Now, let's talk a little bit more about the variation step. Some people like to call it blind variation, where blind here means uninformed variation, a shot in the dark sort of thing. It It But, you don't need for your variation to be completely uninformed. Like, a good scientist does not select the theories that he tests at random. Uh so, we don't want to be completely uninformed, but it also can't be completely informed. It can't be completely determined. There must be a some uncertainty about where the answer lies in order for there to be discovery when you find it. So, in practice, the variation is always partly informed and partly blind, but it's the blind part that really corresponds to the discovery.

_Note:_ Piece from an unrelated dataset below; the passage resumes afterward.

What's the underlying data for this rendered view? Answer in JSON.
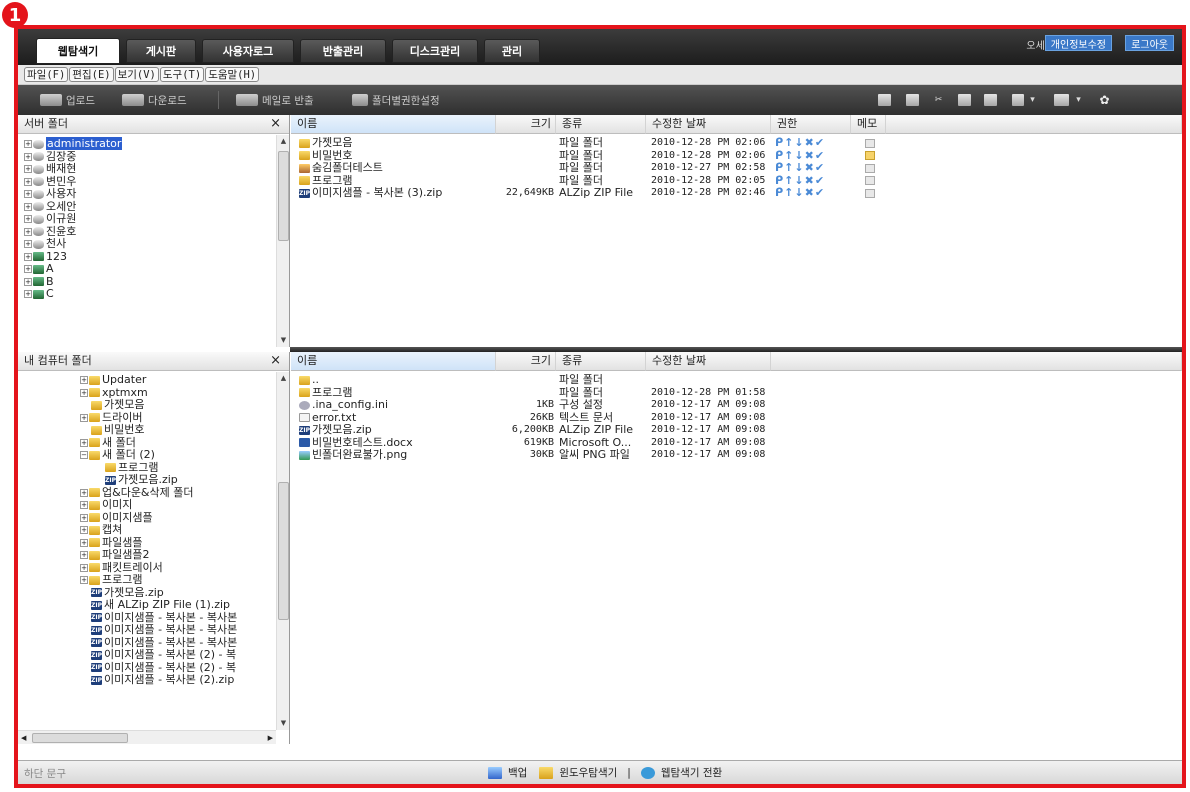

Okay. So, now let's briefly go all the way to modern deep learning, to the backpropagation algorithm. At first, it might seem that backpropagation is incapable of discovery as I've defined it, because backpropagation is deterministic and thus incapable of variation. But, this is not entirely correct. Uh the weight updates of backprop are deterministic, but the weights are initialized to small random values, and this provides some variation to start with. Now, this random initialization process is often downplayed, uh but it's in fact a necessary part of backprop, and it must be done properly to get good results. So, in backprop variation is done once when the network is initialized, so its effect is is only temporary. And later the network does tend to lose its ability to learn, its plasticity. And this is the weakness of deep learning that is alleviated by a new algorithm that my group presented in nature a couple of years ago. Our continual backprop algorithm made one small change that's every so often a less used neuron is reinitialized to small random weights and this allows the variation to continue and plasticity to be retained. Okay.
Now, of course, there's much more that can be said about creativity and discovery, but but I need to wrap up. So, let me emphasize the main point. Uh creativity and discovery they are more than what can be done by supervised learning, more than what can be done by pattern recognition or prediction, even more than what can be done with world modeling. These things are all really important, but they alone will not bring us to discovery. Discovery requires evaluation from a person or from an explicit goal. And only in that latter case with an explicit provided goal available to the system will we attain fully autonomous AI. So, this is my call to arms. If we want the full power of AI scientists, then we should share the goals with them, so that they can create, evaluate, discover, and in these ways fully participate in achieving the goals. Let's be bold. Let's automate creativity and discovery. Thank you very much for your attention.